On how technology can solve those challenges

Technology is an interesting area. There are a lot of articles and a lot of talk about how a range of new technologies are “disruptors” such as everything’s going to be mobile to mobile or card-to-card or the blockchain. The established, successful cross-border payments companies all have their proprietary technology, they have their platform that allows them to move value from one jurisdiction to another at virtually zero cost.

I think a lot of the improvements that comes from new technology will be incremental in certain processes or certain currency pairs. The area I am most excited about, for example is the reg tech (regulation technology) area. Technologies that can automate or make more efficient critical processes are clearly attractive for the businesses to engage in. The benefits of those technologies will accrue to the companies and to their customers in the sense of more efficient services.

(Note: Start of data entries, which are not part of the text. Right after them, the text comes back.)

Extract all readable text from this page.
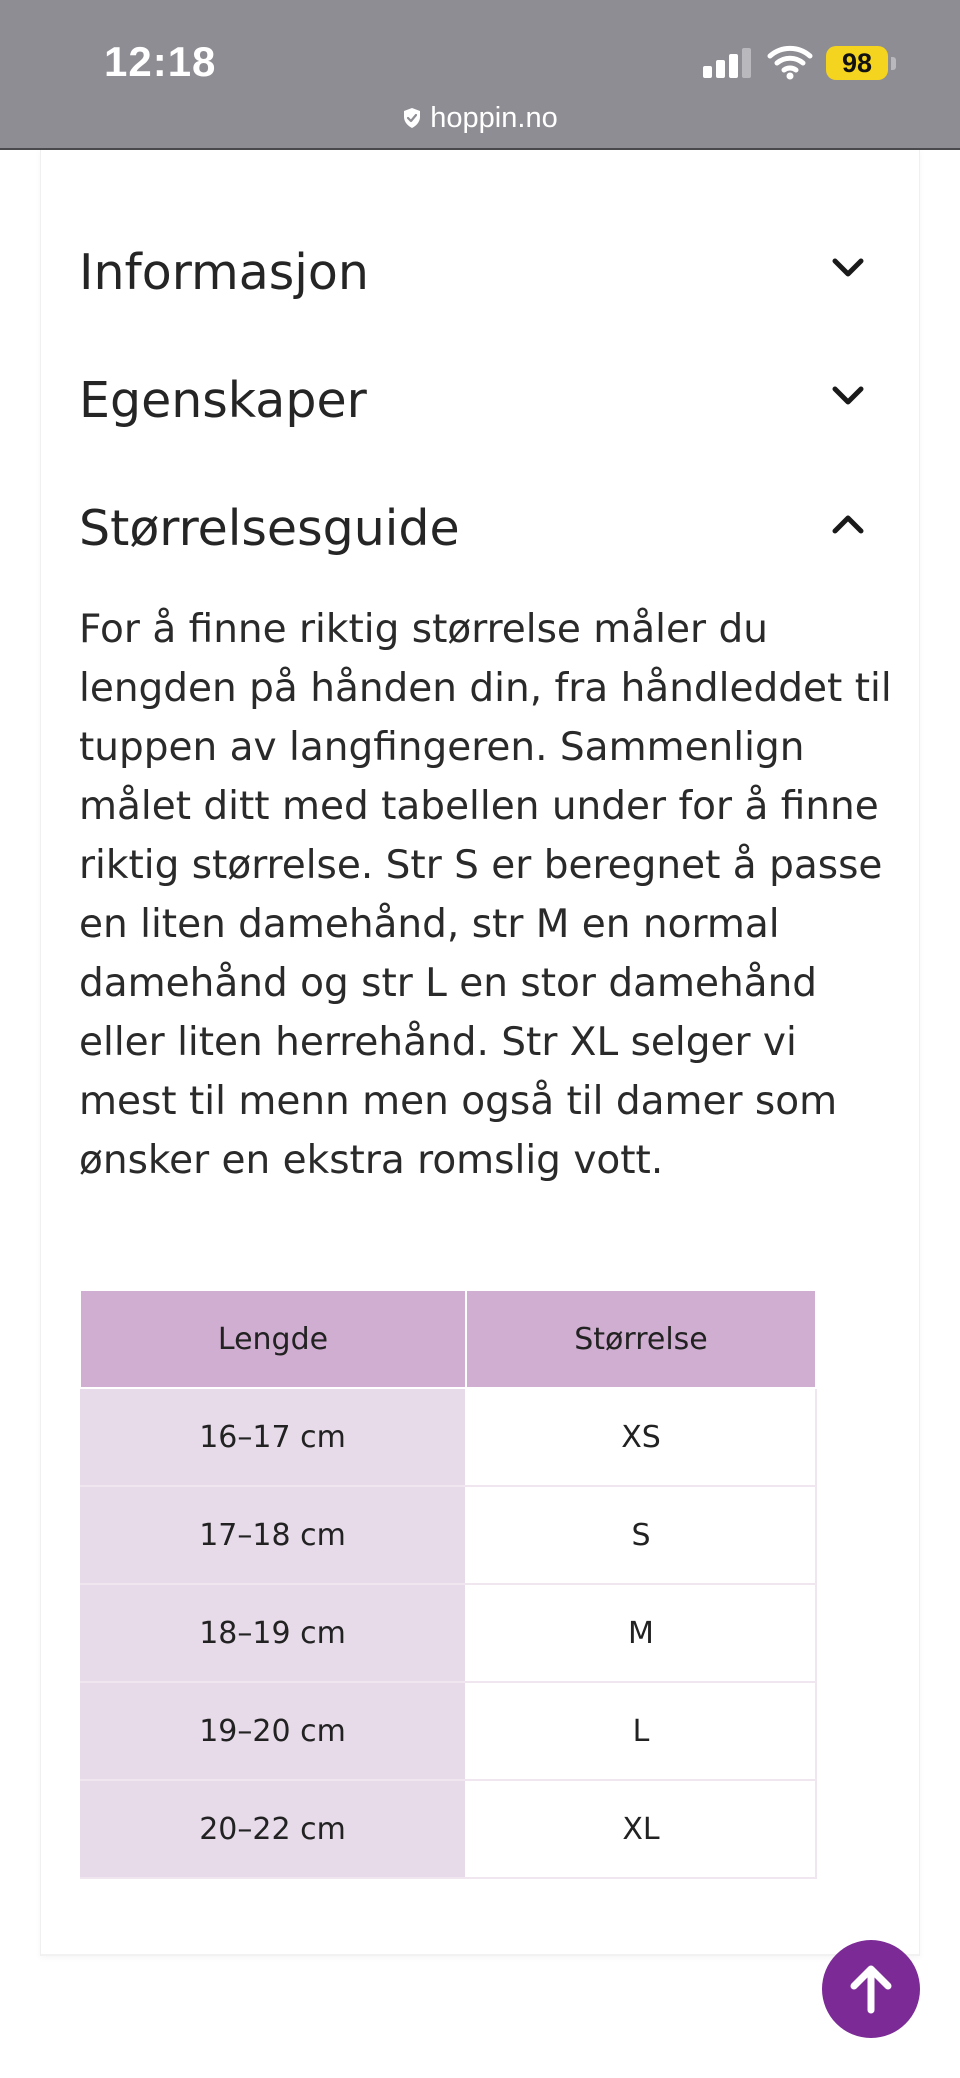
12:18	98
hoppin.no
Informasjon
Egenskaper
Størrelsesguide

For å finne riktig størrelse måler du lengden på hånden din, fra håndleddet til tuppen av langfingeren. Sammenlign målet ditt med tabellen under for å finne riktig størrelse. Str S er beregnet å passe en liten damehånd, str M en normal damehånd og str L en stor damehånd eller liten herrehånd. Str XL selger vi mest til menn men også til damer som ønsker en ekstra romslig vott.

Lengde	Størrelse
16–17 cm	XS
17–18 cm	S
18–19 cm	M
19–20 cm	L
20–22 cm	XL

There will also be benefits around the treasury side and the working capital side. Fundamentally, cross-border payments companies are big treasury operations. We move lots of money between certain places, and the return on the capital employed to do that is an important part of the financial performance of the business. So I think there will be particular blockchain offerings or other technology offerings that help with that process.

 

On managing treasury operations

Any cross-border payments provider provider has a set of treasury options available to it that are quite closely correlated to its banking relationships and to the capability that its banks can offer it. Most cross-border payments companies have indirect access to payment systems. Having a large network of liquidity partners to make that process more efficient is important too. Then there’s the regulatory aspect.

Of course, here in the UK we have open banking and we have the ability now for non-bank payments services providers to access payments directly and kind of cut out the banks. And, of course, we have blockchain solutions coming through with trying to solve specific problems. I think incrementally things will help make the whole process more efficient.

 

On the potential of the blockchain

I think there’s a lot of hype and the successful, practical implementations will be quite specific and reasonably limited, but positive. I think every company is looking at, studying, doing some pilots to see how they can make it work do their advantage.

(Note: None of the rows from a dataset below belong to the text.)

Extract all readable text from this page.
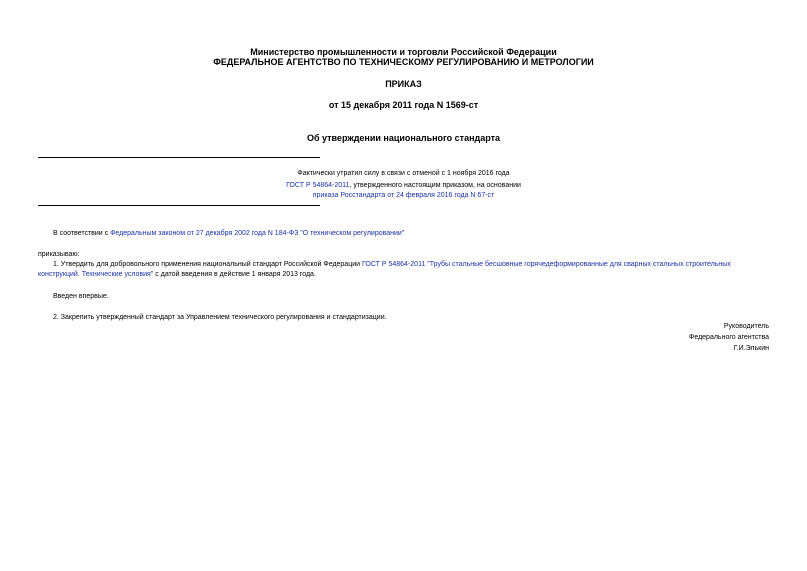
Министерство промышленности и торговли Российской Федерации
ФЕДЕРАЛЬНОЕ АГЕНТСТВО ПО ТЕХНИЧЕСКОМУ РЕГУЛИРОВАНИЮ И МЕТРОЛОГИИ
ПРИКАЗ
от 15 декабря 2011 года N 1569-ст
Об утверждении национального стандарта
Фактически утратил силу в связи с отменой с 1 ноября 2016 года
ГОСТ Р 54864-2011, утвержденного настоящим приказом, на основании
приказа Росстандарта от 24 февраля 2016 года N 67-ст
В соответствии с Федеральным законом от 27 декабря 2002 года N 184-ФЗ "О техническом регулировании"
приказываю:
1. Утвердить для добровольного применения национальный стандарт Российской Федерации ГОСТ Р 54864-2011 "Трубы стальные бесшовные горячедеформированные для сварных стальных строительных
конструкций. Технические условия" с датой введения в действие 1 января 2013 года.
Введен впервые.
2. Закрепить утвержденный стандарт за Управлением технического регулирования и стандартизации.
Руководитель
Федерального агентства
Г.И.Элькин
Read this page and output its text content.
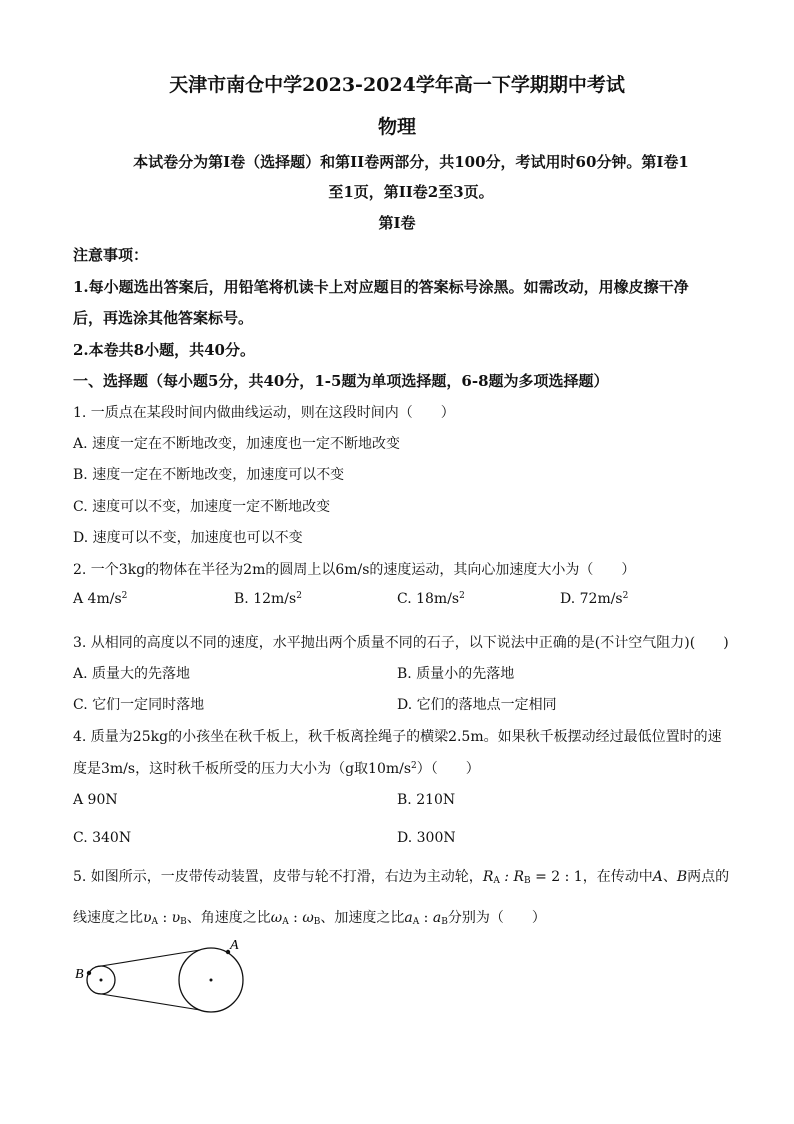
天津市南仓中学2023-2024学年高一下学期期中考试
物理
本试卷分为第I卷（选择题）和第II卷两部分，共100分，考试用时60分钟。第I卷1
至1页，第II卷2至3页。
第I卷
注意事项：
1.每小题选出答案后，用铅笔将机读卡上对应题目的答案标号涂黑。如需改动，用橡皮擦干净
后，再选涂其他答案标号。
2.本卷共8小题，共40分。
一、选择题（每小题5分，共40分，1-5题为单项选择题，6-8题为多项选择题）
1. 一质点在某段时间内做曲线运动，则在这段时间内（　　）
A. 速度一定在不断地改变，加速度也一定不断地改变
B. 速度一定在不断地改变，加速度可以不变
C. 速度可以不变，加速度一定不断地改变
D. 速度可以不变，加速度也可以不变
2. 一个3kg的物体在半径为2m的圆周上以6m/s的速度运动，其向心加速度大小为（　　）
A $4m/s^2$	B. $12m/s^2$	C. $18m/s^2$	D. $72m/s^2$
3. 从相同的高度以不同的速度，水平抛出两个质量不同的石子，以下说法中正确的是(不计空气阻力)(　　)
A. 质量大的先落地	B. 质量小的先落地
C. 它们一定同时落地	D. 它们的落地点一定相同
4. 质量为25kg的小孩坐在秋千板上，秋千板离拴绳子的横梁2.5m。如果秋千板摆动经过最低位置时的速
度是3m/s，这时秋千板所受的压力大小为（g取$10m/s^2$）（　　）
A 90N	B. 210N
C. 340N	D. 300N
5. 如图所示，一皮带传动装置，皮带与轮不打滑，右边为主动轮，$R_A$ : $R_B = 2$ : 1，在传动中A、B两点的
线速度之比$\upsilon_A$ : $\upsilon_B$、角速度之比$\omega_A$ : $\omega_B$、加速度之比$a_A$ : $a_B$分别为（　　）
B
A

I think it will be adopted first for the perceived liquidity on certain currency legs and that’s certainly what we are seeing. There’s a lot of activity there. Inevitably there are a lot of use cases popping up and raising money to try and solve a problem that doesn’t exist. There’s plenty of that, but in all the noise there’s going to be some positives and some winners.

 

On expansion and where to go next

The growth conundrum is that trade off between margin – there are cosmetically attractive markets that are big but with low margin, that are easy to penetrate and have ease of access. Part of the reason they are low margin is that it is easy to get in – the other piece is complexity. We are all managing complexity, multiple countries, multiple regulations and the players in the sector have taken quite different approaches.

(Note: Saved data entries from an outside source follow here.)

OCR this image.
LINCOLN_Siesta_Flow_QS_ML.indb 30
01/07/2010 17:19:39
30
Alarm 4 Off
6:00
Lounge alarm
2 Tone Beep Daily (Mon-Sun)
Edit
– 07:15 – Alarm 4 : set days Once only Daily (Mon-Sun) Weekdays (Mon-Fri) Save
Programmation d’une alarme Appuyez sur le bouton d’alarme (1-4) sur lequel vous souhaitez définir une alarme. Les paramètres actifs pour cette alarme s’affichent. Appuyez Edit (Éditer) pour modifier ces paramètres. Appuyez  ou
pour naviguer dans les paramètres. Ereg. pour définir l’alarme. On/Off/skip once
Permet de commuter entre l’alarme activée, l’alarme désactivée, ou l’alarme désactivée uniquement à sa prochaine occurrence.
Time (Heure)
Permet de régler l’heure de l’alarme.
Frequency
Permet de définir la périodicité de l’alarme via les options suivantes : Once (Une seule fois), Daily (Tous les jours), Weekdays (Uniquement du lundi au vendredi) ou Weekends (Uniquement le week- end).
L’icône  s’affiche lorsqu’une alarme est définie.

Some have gone very deep into a corridor, or a couple of corridors. And we have gone very broad into, effectively a global proposition. For SWFS, the opportunity is huge both in terms of the market we are already in on the sending side, where our presence is currently relatively modest in the context of the overall industry and in terms of new markets.

 

On SWFS in five years

We are focused on continued growth through pursuing long-term customer relationships that are sustainable and profitable. That means there will be segments that we shy away from and segments that we go for. This is a service business and this is really about capability and making sure we deliver it consistently day in and day out.